LAND prices in Horsham reached a new level of fantasy when keen bidding forced up the price of a small site on the edge of the town to an astounding £8,250 a plot.

The site of one and three quarter acres at Kentwyns Drive, Horsham, with outline planning consent for only four dwellings, went for £33,000.

There was a ‘full house’ for the auction conducted by Churchman, Burt and Son. The price went up fairly quickly to £28,000, ‘stuck’ for a moment and then went up in £500 jumps to the final bid.

The purchaser is understood to be an individual bidder who does not live locally.

The land concerned lies to the south-east of Horsham in an unspoilt rural setting overlooking Denne Hill and the countryside.

The land is sold freehold with vacant possession. Planning permission for the four houses was given in May, after the Secretary of State for the Environment had rejected the suggestion that no more land in the area should be released for housing.

A LARGE increase in the number of woundings in Sussex is reported by the Chief Constable, T.C. Williams, in his annual report.

And although he reports an increase in detection rate he adds that ‘the problem of crime continues to be intractable’.

On the one hand it seemed impossible to bring home to the public the part they could play in making life harder for the petty criminal by taking reasonable precautions.

Yet more people were reporting suspicious circumstances or giving police early information about crimes committed.

Because the first few minutes after a crime were vital this was leading to more arrests ‘and there is no doubt that the best form of crime prevention is the imprisonment of the criminal’.

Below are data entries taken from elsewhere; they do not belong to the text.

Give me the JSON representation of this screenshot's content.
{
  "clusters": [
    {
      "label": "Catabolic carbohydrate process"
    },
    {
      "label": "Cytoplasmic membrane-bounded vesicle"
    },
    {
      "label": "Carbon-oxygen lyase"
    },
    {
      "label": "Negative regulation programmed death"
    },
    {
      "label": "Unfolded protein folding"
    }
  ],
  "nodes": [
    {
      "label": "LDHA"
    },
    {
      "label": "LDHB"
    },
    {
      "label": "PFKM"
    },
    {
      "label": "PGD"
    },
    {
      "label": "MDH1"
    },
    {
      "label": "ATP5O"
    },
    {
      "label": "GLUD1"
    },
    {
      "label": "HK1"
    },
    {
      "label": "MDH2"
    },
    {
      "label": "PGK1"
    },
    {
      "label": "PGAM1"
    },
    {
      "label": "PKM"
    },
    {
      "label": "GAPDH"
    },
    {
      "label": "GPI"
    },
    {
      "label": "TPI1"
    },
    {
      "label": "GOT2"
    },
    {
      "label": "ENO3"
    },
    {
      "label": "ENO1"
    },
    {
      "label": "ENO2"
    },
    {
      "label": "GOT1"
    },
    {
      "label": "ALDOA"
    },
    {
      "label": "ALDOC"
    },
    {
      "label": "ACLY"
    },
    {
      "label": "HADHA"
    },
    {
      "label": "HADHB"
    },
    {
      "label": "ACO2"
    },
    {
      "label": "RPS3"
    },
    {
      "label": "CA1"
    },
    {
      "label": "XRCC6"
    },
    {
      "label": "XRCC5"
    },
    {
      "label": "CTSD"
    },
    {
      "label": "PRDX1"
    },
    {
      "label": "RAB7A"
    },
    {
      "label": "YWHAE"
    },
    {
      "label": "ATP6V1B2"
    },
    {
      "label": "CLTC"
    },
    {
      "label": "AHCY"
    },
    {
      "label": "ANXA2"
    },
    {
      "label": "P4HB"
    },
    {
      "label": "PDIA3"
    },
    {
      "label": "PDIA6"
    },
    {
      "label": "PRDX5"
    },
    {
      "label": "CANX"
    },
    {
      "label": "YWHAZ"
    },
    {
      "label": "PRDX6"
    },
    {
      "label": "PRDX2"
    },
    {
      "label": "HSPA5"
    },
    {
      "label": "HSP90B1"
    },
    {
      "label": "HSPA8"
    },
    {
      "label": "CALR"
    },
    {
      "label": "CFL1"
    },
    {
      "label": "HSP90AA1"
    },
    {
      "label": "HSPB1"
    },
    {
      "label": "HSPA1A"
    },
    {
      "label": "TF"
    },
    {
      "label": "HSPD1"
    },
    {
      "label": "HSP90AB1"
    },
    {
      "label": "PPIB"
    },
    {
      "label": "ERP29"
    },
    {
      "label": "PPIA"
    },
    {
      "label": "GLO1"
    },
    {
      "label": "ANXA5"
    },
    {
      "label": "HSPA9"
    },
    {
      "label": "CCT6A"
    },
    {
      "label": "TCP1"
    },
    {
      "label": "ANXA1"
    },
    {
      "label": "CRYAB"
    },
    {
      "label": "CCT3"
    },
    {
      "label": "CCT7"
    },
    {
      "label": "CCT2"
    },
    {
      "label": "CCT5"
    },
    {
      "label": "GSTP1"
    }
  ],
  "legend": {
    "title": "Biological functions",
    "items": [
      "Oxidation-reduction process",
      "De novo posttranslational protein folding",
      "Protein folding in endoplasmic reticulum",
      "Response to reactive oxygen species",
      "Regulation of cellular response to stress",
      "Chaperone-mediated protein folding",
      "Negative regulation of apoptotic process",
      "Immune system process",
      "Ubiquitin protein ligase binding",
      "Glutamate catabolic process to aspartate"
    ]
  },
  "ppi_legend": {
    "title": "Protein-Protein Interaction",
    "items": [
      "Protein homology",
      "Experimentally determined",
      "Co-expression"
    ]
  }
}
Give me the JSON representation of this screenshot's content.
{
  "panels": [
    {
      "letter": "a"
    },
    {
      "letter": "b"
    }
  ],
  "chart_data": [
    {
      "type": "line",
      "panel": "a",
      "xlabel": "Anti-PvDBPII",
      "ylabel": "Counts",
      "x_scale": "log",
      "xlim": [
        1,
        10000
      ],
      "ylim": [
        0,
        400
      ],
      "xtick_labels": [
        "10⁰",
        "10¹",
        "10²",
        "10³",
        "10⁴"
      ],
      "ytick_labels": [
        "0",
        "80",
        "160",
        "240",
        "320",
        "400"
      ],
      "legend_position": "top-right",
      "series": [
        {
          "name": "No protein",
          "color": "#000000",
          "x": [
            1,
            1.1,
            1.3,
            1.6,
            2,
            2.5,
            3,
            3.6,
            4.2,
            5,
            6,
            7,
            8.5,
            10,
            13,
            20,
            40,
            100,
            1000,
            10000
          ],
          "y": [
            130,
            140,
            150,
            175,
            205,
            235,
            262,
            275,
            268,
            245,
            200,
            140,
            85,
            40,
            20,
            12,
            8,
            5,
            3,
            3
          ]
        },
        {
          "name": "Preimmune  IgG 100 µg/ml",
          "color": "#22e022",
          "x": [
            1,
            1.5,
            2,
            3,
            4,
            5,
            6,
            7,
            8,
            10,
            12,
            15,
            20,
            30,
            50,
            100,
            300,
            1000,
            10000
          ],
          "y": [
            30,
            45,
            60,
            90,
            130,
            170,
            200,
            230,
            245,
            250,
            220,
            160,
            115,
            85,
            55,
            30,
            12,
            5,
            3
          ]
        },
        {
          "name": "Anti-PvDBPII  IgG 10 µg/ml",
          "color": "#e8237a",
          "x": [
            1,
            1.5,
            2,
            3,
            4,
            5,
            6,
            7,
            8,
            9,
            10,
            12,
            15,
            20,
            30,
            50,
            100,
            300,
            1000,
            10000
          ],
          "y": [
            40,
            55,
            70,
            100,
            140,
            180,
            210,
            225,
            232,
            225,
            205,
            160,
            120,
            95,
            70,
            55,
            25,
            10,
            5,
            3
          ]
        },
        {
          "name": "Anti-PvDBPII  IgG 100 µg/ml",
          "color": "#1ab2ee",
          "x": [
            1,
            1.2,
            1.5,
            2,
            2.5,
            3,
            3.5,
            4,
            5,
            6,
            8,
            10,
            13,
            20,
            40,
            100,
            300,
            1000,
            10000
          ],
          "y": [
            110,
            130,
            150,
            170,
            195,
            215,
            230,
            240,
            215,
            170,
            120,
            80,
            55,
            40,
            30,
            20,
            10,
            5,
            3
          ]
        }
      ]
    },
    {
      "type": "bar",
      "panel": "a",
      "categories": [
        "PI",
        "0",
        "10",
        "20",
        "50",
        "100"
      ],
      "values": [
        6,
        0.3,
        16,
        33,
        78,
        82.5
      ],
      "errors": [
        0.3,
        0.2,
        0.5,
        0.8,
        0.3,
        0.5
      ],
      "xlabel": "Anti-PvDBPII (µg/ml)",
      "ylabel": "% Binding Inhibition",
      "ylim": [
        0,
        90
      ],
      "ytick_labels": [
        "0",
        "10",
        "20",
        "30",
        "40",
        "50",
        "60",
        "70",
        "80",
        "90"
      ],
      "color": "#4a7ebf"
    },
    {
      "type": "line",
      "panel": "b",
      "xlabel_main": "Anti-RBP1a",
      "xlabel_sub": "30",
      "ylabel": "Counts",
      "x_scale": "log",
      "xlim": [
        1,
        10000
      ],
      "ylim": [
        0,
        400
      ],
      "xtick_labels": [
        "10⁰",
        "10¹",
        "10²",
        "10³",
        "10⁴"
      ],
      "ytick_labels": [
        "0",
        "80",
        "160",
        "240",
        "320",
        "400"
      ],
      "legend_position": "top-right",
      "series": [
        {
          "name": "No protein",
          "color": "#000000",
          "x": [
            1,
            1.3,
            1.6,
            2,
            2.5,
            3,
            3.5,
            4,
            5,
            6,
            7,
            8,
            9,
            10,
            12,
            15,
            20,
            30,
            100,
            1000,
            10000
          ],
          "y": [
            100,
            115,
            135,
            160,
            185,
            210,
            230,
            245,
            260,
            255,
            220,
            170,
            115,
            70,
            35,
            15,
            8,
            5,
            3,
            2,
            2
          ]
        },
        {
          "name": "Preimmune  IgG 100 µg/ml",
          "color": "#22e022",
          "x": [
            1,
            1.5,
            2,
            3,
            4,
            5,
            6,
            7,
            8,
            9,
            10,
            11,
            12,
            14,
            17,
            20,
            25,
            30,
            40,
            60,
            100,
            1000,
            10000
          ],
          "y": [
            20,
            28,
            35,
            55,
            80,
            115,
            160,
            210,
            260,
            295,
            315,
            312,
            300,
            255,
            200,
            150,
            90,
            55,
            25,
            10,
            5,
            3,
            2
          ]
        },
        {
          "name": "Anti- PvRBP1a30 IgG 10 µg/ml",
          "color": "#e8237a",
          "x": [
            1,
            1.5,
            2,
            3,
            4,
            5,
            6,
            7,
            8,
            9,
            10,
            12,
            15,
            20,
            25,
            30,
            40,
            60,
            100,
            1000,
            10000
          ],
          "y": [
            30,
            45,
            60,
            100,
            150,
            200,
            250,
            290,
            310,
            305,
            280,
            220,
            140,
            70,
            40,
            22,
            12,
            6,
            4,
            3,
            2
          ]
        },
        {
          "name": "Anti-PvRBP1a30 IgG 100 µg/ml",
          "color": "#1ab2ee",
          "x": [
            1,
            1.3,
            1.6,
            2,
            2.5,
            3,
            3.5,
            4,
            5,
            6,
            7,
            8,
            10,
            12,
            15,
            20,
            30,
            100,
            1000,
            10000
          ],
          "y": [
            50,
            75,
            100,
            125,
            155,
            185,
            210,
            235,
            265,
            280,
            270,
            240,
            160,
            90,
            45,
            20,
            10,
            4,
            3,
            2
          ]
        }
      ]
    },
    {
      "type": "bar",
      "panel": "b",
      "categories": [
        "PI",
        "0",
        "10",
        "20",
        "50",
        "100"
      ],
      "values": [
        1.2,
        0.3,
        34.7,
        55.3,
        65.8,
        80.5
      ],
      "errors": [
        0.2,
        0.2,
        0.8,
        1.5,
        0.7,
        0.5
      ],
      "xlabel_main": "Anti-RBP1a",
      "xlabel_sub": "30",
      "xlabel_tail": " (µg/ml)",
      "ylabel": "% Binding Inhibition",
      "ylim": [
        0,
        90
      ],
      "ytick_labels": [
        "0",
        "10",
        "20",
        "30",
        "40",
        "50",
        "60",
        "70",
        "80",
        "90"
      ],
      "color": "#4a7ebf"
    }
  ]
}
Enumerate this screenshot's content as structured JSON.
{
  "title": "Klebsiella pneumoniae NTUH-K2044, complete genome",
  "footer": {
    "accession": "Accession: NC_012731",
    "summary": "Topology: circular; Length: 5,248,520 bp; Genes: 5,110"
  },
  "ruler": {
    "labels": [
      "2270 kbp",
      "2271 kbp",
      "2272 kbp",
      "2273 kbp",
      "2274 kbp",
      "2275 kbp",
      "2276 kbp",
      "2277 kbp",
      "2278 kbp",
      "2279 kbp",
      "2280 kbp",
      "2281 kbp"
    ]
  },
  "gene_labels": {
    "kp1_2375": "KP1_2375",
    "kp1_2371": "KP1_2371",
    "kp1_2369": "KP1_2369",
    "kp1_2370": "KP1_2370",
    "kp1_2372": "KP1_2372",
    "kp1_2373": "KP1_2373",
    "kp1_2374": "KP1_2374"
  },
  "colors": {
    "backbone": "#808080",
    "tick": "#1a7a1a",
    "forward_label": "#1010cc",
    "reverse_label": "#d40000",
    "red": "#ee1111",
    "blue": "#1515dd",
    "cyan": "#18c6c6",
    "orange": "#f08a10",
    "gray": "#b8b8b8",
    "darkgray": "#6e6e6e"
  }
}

The increase in crime detection had been brought about despite a considerable shortage of manpower.

Mr Williams makes the point that the high standard of equipment helped with this ‘but the main determining factor has been the determined effort of all concerned in the CID or their uniformed colleagues’.

WEST Sussex County Council’s road and bridges committee will be asked to consider an improvement scheme for the High Trees accident blackspot corner in Upper Beeding.

This information has been sent to Derek Emsley, chairman, Upper Beeding Parish Council, and Gerald Archer, chairman of the local residents’ and ratepayers’ association.

It was delivered in a letter from W.C.S. Harrison, county surveyor.

Both Mr Emsley and Mr Archer had sent telegrams to Mr Harrison ten days ago demanding action following the outcome of an inquest into a recent death at the danger corner on the Shoreham Road south of the village.

“Mr Harrison’s letter,” said Mr Archer, “said that appropriate investigations had been carried out and an improvement scheme had been prepared.

“But it doesn’t seem to get us anywhere for he also points out that the scheme would have to qualify for a Department of the Environment grant of 75 per cent before the work could be put in hand.”

Prior to the inquest the highways department had already made minor changes on the bend, including cutting down part of the hedge, resurfacing the road, and introducing signs on the road surface at the southern approach to the bend.